We also need to write a failing test:

[Theory]
[InlineData(null)]
[InlineData("")]
[InlineData(" ")]
[InlineData("WrongApiKey")]
public async Task GivenAnUnauthenticatedRequest_WhenCallingAdmin_ThenTheAPIReturnsUnauthorized(string apiKey)
{
    // Arrange.
    var expectedStatusCode = System.Net.HttpStatusCode.Unauthorized;
    var stopwatch = Stopwatch.StartNew();
    var request = new HttpRequestMessage(HttpMethod.Get, "/admin");
    request.Headers.Add("X-Api-Key", apiKey);

    // Act.
    var response = await _httpClient.SendAsync(request);

    // Assert.
    AssertCommonResponseParts(stopwatch, response, expectedStatusCode);
}

This ensures that when we authenticate incorrectly, we will receive the expected Unauthorized HTTP status code.

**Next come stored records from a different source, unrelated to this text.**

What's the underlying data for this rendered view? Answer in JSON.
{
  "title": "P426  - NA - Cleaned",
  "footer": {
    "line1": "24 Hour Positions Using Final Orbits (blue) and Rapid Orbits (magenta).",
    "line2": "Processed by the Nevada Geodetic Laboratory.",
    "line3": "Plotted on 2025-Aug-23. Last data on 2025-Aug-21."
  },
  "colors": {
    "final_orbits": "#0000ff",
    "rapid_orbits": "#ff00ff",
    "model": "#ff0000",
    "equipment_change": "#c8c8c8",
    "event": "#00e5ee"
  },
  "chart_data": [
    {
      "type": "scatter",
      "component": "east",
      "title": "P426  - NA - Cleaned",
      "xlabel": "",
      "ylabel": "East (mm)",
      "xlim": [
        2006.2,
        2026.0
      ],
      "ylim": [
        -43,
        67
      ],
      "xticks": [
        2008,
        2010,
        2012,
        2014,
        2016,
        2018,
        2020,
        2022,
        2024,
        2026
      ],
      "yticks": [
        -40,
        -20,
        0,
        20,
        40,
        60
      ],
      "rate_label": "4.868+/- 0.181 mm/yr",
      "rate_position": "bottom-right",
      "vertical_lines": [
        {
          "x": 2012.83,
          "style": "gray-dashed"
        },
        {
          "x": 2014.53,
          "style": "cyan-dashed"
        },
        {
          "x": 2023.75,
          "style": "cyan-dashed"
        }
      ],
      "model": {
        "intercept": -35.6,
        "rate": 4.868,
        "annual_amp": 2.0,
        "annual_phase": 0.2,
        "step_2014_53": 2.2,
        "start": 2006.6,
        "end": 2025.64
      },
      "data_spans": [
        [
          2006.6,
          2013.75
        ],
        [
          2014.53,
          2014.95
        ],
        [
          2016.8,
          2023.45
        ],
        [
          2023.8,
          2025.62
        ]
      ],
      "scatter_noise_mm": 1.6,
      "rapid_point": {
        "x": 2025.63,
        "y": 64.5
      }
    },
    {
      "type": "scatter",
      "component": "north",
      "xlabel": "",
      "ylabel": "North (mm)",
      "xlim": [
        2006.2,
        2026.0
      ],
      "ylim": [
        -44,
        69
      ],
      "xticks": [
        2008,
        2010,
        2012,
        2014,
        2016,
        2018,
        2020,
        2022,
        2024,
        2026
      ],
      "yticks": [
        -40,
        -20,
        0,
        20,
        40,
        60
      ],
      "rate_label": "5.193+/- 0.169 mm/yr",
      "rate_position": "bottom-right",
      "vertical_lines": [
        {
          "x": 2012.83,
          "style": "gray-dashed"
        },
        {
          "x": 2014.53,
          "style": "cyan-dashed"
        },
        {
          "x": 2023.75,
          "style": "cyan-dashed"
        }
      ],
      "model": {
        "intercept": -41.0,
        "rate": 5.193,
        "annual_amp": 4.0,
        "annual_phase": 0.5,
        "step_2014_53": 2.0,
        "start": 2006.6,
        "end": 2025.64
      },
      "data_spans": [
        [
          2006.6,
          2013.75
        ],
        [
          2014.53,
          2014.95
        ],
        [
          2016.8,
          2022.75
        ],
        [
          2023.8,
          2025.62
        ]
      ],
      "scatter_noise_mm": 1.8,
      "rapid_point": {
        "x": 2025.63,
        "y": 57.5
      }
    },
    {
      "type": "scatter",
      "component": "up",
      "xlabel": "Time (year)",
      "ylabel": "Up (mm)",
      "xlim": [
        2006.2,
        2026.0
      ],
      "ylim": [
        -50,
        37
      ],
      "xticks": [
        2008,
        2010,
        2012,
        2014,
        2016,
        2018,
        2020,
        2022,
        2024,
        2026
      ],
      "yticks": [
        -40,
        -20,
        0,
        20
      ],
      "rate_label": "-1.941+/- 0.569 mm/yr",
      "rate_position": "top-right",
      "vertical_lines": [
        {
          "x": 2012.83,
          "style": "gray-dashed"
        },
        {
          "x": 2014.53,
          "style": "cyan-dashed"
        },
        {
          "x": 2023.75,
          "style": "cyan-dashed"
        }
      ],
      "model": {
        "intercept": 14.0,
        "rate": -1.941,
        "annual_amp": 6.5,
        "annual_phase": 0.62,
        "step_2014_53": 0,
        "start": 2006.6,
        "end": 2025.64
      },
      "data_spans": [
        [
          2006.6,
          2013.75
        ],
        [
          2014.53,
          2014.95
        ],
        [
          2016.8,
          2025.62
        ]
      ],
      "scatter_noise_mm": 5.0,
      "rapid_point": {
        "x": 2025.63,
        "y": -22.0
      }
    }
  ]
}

We now have a full set of API tests, asserting the behavior we expect. Why is this important? As we discussed earlier, the contract is the source of truth for client and server API integration. With this test coverage, we are now able to confidently deliver experiences that make use of this API. The next step is adding this to our CI system so that any changes to the contract trigger a failure. This is of course, however, outside the scope of this article.

Conclusion

In this article, we covered the reasons why it’s important to test a REST API. While we focus on testing the API via xUnit, the techniques of calling an API and asserting the response can apply to any programming language. Instead of written tests, paid tools like Postman offers a lot more features off the shelf. We might look at covering that in a future article.

It’s also worth noting the tests we are writing here focus on the basics and certainly aren’t exhaustive. There are other things we could assert from the API response, depending on our business use case. Hopefully, this article demonstrates how we can approach testing in a concise and reusable way.